Gurugram | January 28, 2025: The Board of Directors of Hyundai Motor India Limited (The Company) today approved the financial results (Standalone and Consolidated) for the third quarter and 9 months of FY 2024-25.
Highlights of 9M (April to December 2024), FY 2024-25
- Revenue from operations is at INR 512,526.11 million
- EBITDA margin is at 12.53% as compared to 12.67% of 9M FY2023-24
The Company sold 570,402 units of passenger vehicles during the period. This number includes 445,116 units in the domestic market, which boasts a substantial contribution from the SUV segment. The company exported 125,286 units during the period. During the period, revenue from operations of INR 512,526.11 million was registered by the Company as compared to INR 521,579.11 million in the same period last year. The PBT for 9M of 2024-25 is at INR 54,159.54 million compared with that of 9M FY2023-24 at INR 59,802.59 million. While the macro impact on operations was mitigated through cost-reduction efforts, the PBT was affected by a change in interest income due to a lower liquidity base. The Net Profit (PAT) for the period is INR 40,258.55 million compared to INR 43,828.71 million of 9M FY2023-24. PAT margins stood at 7.75% during 9M of FY 2024-25.
Highlights of Q3 (October to December 2024), FY 2024-25
- Revenue from operations stands at INR 166,479.93 million
- EBITDA margin stands at 11.27 % in Q3 FY25 as compared to 12.88% in Q3 FY24.
The Company sold a total of 186,408 units of passenger vehicles during this quarter. This includes 146,022 units in the domestic market, with a substantial contribution from the SUV segment. The Company has achieved its highest-ever CNG penetration during the quarter, reaching an impressive 15%, which was 12% in Q3 of the previous year. The quarter has reflected rural penetration, where the company showed robust growth, reaching a percentage of 21.2% from the same quarter last year, which had registered at 19.7%.
In export volume, the figure recorded stood at 40,386 units. This quarter registered revenue from operations of INR 166,479.93 million as compared to INR 168,747.09 million in the same quarter of the previous year. The PBT for Q3 of 2024-25 stands at INR 15,627.25 million against INR 19,597.44 million in the corresponding quarter last fiscal 2023-24. The PAT for the quarter stands at INR 11,607.34 million against INR 14,252.21 million in the corresponding quarter last fiscal 2023-24. The decline in margins was mainly due to subdued demand & geo-political factors. Outlook HMI is assertive about its growth trajectory and is dedicated to driving long-term value for its stakeholders.

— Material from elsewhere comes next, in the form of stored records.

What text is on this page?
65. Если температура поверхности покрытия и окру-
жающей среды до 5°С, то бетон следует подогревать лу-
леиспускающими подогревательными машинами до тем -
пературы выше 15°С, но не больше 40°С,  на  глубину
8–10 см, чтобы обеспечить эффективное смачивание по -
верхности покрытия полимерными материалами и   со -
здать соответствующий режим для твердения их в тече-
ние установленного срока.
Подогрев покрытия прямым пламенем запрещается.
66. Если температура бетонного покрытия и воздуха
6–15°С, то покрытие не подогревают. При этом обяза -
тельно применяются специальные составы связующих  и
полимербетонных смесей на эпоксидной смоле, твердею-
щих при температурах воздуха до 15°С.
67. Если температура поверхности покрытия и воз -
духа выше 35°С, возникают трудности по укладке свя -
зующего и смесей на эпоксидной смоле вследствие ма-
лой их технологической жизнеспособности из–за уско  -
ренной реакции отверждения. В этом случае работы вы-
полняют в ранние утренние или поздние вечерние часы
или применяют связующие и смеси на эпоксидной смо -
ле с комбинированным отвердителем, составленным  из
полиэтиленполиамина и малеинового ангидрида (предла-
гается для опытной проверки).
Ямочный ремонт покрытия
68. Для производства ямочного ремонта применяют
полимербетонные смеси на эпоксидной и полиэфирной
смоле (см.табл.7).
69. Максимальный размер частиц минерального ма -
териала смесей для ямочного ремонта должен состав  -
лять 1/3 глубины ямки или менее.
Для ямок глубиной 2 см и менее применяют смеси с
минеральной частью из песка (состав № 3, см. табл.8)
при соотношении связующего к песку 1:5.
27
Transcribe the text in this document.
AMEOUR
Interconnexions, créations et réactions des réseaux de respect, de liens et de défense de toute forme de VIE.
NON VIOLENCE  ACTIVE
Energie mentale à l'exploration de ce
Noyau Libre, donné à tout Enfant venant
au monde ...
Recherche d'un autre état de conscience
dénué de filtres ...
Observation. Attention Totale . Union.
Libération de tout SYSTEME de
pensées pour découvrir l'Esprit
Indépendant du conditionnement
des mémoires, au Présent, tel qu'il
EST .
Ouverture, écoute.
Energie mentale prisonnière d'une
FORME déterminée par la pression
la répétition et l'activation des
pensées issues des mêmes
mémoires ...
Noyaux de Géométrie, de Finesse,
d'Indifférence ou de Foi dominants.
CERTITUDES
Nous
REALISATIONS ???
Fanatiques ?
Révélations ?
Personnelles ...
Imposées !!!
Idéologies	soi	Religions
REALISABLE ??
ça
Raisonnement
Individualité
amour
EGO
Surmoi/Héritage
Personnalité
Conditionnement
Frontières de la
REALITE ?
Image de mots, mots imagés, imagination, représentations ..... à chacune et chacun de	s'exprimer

The Company expects growth in penetration of EVs in India and is moving towards comprehensive electrification. The company is of the view that the newly launched CRETA Electric will drive phenomenal success and strong momentum and be a game-changer in the EV landscape. It’s also building a strong EV ecosystem in India, such as localization, charging infrastructure, etc. Along with three more EVs planned in due time, the Company is expected to contribute significantly to India’s EV growth story.
Align with the aggressive plans of capacity addition from Pune Plant, the Company will also drive the diversification of product portfolios. The company will also consider exploring opportunities for alternate eco-friendly powertrains. With ready access to the global power train technologies of HMC, such as hybrids, hydrogen, flexi fuel, etc., the company is well placed in the eventuality of any alteration in demand dynamics and regulatory requirements.
Commenting on the Company’s results, Mr. Unsoo Kim, Managing Director, said, “While the challenges persist in the overall market due to global factors, our business fundamentals remain strong, and we remain confident in our ability to leverage our strengths and actively explore potential opportunities to improve our volumes and profitability.”